Porträt eines Skandal-Schauspielers Deckname: Beckett

Als Thomas Lawinky dem Theaterkritiker hinterher rief: "Hau ab, du Arsch! Verpiss dich!", nahm vor wenigen Wochen ein unvergleichlicher Skandal seinen Gang. Nach der Affäre spricht der Schauspieler nun erstmals über seine Attacke - und seine frühere Stasi-Tätigkeit.

Von Christine Dössel

Es war ein Huhn, kein Schwan. Damit fängt es schon mal an. Die Schauspieler hatten es auf den Namen Ingo getauft: ein ausgestopftes, selbst gebasteltes Requisitenhuhn. Es wurde während der Frankfurter Premiere von Ionescos "Das große Massakerspiel oder Triumph des Todes" von einer Darstellerin "geboren" und einem Zuschauer in den Schoß gelegt. Man müsste um diesen Vogel nicht viel Federlesens machen, würde er nicht sehr schön zeigen, wie unterschiedlich Wahrnehmung und wie schnell Legendenbildung funktioniert. Der empörte Zuschauer nämlich, dem das "Kind" anvertraut wurde, war der Kritiker Gerhard Stadelmaier von der Frankfurter Allgemeinen Zeitung, dem das Theater an diesem Abend in Gestalt des Schauspielers Thomas Lawinky noch auf ganz andere Weise zu nahe kam, so dass er hinterher in seinem aufgeregten FAZ-Erlebnisbericht "Angriff auf einen Kritiker" aus dem armen Spielzeughuhn kurzerhand einen "toten Schwan" machte und, wie es der Delinquent Lawinky formuliert, "aus einer Mücke einen Elefanten".

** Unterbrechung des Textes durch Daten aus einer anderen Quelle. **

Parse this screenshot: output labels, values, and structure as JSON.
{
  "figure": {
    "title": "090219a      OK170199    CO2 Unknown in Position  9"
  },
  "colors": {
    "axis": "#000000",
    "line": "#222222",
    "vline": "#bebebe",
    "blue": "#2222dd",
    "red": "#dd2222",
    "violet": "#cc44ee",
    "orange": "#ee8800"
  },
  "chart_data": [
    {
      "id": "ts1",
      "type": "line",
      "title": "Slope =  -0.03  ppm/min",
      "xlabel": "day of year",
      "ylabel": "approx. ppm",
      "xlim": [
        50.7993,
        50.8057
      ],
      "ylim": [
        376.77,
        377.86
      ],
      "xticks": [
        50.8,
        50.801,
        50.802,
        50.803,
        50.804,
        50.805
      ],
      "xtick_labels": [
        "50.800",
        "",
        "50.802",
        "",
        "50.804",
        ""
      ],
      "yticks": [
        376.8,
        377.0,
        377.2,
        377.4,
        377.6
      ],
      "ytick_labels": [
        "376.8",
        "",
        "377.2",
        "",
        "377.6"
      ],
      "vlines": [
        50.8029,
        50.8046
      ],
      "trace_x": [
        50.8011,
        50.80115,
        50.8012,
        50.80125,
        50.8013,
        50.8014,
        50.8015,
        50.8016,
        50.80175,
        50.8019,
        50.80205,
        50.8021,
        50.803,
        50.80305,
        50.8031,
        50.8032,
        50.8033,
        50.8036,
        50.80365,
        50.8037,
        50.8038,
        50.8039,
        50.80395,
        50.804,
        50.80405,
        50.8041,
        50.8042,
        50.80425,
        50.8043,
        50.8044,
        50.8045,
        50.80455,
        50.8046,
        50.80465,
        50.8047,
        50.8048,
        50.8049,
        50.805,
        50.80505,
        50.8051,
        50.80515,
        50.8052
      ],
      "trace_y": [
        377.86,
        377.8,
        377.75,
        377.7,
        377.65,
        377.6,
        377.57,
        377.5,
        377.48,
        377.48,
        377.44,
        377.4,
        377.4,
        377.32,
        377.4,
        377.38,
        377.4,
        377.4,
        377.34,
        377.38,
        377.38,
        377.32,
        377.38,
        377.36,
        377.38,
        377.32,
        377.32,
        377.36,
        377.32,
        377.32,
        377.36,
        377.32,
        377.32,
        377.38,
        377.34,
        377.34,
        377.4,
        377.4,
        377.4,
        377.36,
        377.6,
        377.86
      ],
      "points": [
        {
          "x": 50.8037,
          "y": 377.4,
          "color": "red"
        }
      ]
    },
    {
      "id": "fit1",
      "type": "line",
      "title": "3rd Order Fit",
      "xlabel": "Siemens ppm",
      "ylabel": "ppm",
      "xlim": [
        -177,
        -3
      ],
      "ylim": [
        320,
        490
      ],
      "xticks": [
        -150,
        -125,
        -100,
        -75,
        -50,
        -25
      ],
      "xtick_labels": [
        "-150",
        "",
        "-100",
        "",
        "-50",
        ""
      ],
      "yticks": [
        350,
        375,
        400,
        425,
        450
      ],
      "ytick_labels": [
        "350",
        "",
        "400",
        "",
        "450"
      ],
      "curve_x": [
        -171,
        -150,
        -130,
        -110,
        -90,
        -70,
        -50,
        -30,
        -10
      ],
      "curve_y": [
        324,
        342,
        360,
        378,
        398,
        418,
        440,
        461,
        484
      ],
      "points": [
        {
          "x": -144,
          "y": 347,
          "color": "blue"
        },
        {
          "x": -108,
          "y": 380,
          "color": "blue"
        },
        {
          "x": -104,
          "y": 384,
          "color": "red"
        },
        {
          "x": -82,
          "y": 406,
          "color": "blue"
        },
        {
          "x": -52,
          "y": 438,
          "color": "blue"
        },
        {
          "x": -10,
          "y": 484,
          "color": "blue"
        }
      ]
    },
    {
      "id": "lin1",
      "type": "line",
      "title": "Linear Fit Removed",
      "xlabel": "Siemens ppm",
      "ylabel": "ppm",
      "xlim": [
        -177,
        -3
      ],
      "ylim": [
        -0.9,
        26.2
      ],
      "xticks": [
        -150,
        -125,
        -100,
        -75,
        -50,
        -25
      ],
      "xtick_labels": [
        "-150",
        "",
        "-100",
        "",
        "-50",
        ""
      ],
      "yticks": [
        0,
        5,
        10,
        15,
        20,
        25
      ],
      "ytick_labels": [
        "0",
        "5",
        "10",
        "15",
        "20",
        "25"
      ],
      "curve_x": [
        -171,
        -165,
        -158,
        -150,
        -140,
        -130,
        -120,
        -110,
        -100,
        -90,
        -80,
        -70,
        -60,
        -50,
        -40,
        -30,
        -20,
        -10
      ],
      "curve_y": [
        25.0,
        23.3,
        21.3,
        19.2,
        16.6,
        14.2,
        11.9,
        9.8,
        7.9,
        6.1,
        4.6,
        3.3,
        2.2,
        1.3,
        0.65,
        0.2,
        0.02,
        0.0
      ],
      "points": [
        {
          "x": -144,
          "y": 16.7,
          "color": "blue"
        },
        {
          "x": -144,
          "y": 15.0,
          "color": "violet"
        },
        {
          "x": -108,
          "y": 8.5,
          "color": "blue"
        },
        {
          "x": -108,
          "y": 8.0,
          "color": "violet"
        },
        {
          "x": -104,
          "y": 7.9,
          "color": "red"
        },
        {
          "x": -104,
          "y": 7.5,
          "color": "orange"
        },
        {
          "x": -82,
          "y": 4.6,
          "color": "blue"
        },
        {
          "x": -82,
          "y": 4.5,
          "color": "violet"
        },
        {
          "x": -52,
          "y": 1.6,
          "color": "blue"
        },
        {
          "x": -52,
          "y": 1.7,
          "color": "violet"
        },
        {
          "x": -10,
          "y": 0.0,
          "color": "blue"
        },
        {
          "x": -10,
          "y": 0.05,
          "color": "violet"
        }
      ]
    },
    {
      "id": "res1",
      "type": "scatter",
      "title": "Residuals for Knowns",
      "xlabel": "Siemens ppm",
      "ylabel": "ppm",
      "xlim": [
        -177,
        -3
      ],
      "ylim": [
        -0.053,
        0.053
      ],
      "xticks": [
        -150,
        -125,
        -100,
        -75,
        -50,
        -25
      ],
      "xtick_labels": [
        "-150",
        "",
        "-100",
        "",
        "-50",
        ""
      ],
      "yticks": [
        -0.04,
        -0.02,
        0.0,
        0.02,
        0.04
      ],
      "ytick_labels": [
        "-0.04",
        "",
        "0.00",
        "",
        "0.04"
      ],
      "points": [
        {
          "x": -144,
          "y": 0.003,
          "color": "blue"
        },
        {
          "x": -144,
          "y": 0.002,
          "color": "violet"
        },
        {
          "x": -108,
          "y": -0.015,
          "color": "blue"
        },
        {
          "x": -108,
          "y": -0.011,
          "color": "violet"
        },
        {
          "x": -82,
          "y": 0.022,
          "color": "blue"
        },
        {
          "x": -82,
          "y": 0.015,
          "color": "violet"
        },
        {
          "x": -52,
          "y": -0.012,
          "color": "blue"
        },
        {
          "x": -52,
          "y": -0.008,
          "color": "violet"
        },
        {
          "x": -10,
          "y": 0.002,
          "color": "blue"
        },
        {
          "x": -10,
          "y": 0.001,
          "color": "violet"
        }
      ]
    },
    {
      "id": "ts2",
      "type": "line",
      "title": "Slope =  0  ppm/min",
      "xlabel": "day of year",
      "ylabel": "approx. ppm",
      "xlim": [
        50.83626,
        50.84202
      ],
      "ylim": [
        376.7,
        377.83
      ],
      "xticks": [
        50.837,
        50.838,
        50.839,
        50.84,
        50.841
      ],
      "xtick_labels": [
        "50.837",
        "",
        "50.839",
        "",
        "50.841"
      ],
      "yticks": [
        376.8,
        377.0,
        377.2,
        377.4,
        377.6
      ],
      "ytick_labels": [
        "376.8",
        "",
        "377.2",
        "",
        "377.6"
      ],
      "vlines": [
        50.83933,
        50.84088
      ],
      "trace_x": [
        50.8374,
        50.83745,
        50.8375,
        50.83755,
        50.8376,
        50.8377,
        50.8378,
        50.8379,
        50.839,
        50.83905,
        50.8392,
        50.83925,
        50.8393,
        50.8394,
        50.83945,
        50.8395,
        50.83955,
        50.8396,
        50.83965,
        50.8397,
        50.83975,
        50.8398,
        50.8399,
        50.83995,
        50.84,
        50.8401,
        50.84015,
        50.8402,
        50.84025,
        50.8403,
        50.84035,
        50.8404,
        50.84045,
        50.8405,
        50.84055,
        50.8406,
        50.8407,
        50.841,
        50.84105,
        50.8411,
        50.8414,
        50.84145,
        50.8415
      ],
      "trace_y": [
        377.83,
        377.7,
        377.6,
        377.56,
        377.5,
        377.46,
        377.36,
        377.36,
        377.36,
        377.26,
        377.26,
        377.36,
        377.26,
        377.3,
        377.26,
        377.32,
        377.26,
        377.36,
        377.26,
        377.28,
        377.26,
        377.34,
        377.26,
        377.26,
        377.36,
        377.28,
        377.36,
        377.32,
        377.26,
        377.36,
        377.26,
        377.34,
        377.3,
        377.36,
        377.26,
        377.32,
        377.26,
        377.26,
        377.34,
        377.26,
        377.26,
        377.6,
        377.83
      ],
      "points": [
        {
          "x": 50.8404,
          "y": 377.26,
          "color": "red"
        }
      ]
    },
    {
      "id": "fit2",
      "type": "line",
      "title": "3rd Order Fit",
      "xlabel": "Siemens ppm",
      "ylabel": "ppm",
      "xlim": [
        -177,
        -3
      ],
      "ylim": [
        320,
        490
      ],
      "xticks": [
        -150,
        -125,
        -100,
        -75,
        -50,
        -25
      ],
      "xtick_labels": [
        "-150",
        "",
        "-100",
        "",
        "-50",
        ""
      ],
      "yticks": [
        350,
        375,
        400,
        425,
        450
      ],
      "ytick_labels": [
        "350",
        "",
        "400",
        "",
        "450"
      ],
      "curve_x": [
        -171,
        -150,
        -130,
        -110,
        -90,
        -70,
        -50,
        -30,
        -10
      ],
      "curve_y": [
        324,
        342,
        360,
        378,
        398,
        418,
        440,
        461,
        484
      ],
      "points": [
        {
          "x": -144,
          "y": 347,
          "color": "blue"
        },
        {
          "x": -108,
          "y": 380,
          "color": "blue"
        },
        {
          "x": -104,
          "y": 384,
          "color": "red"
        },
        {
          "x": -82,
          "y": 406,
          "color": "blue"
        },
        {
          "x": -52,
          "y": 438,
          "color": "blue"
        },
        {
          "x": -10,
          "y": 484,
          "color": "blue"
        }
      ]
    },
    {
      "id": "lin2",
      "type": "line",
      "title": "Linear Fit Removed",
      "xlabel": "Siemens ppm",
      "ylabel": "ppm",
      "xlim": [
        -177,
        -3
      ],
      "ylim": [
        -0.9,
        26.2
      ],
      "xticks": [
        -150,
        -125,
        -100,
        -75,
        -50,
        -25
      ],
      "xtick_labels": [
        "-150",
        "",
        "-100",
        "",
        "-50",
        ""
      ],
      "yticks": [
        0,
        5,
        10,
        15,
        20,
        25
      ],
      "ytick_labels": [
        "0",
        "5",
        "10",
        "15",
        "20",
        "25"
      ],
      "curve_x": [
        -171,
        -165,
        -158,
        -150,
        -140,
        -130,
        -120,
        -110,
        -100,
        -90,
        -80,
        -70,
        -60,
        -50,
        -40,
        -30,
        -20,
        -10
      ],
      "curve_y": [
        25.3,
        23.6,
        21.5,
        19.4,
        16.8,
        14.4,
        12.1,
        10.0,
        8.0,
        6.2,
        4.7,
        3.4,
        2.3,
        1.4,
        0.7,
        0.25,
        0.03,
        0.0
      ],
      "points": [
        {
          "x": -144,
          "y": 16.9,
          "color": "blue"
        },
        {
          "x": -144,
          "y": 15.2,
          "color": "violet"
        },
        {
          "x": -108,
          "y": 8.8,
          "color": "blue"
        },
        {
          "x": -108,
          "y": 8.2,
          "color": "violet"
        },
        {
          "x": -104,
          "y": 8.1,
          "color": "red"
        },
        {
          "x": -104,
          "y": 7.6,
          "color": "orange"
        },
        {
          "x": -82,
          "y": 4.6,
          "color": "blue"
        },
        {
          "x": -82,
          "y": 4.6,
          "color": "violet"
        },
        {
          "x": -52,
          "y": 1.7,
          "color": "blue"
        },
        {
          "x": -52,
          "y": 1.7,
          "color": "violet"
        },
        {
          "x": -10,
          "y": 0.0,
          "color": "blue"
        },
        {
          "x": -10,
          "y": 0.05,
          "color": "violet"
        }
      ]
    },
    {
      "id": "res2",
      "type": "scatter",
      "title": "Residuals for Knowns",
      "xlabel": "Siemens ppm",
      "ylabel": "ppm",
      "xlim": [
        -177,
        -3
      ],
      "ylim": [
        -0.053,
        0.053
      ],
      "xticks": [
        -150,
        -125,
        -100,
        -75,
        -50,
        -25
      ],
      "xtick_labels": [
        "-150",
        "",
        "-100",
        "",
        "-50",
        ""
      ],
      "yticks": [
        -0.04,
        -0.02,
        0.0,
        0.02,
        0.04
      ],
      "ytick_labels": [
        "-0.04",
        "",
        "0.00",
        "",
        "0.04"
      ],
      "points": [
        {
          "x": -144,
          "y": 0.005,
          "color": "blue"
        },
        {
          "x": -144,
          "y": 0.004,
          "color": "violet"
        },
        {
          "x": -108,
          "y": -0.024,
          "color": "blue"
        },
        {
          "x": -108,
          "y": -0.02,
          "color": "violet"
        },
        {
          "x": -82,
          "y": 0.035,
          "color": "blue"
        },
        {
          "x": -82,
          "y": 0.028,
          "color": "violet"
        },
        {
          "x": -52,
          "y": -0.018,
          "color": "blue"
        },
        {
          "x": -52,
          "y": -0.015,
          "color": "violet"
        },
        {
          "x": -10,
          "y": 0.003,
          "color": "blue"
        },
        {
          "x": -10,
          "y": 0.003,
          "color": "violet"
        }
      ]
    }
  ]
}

"Wenn es politisch Sinn machen würde, würd' ich mich sofort vor dem Haupteingang der FAZ erschießen."

(Foto: Foto: dpa)

Der "tote Schwan", der ein Stoffhuhn war - den aber viele, etwa die BBC in London, für einen echten Schwan hielten, womöglich verendet am Vogelgrippevirus -, ist inzwischen fast genauso berühmt wie der Spiralblock, den der Schauspieler Lawinky an jenem Abend dem Kritiker Stadelmaier kurzzeitig aus den Händen riss, um mit frechen Worten darin zu blättern. Ein Akt, den Stadelmaier als "eine Attacke auf meinen Körper und meine Freiheit ", mehr noch: als einen Angriff auf die "Freiheit der Presse" empfand.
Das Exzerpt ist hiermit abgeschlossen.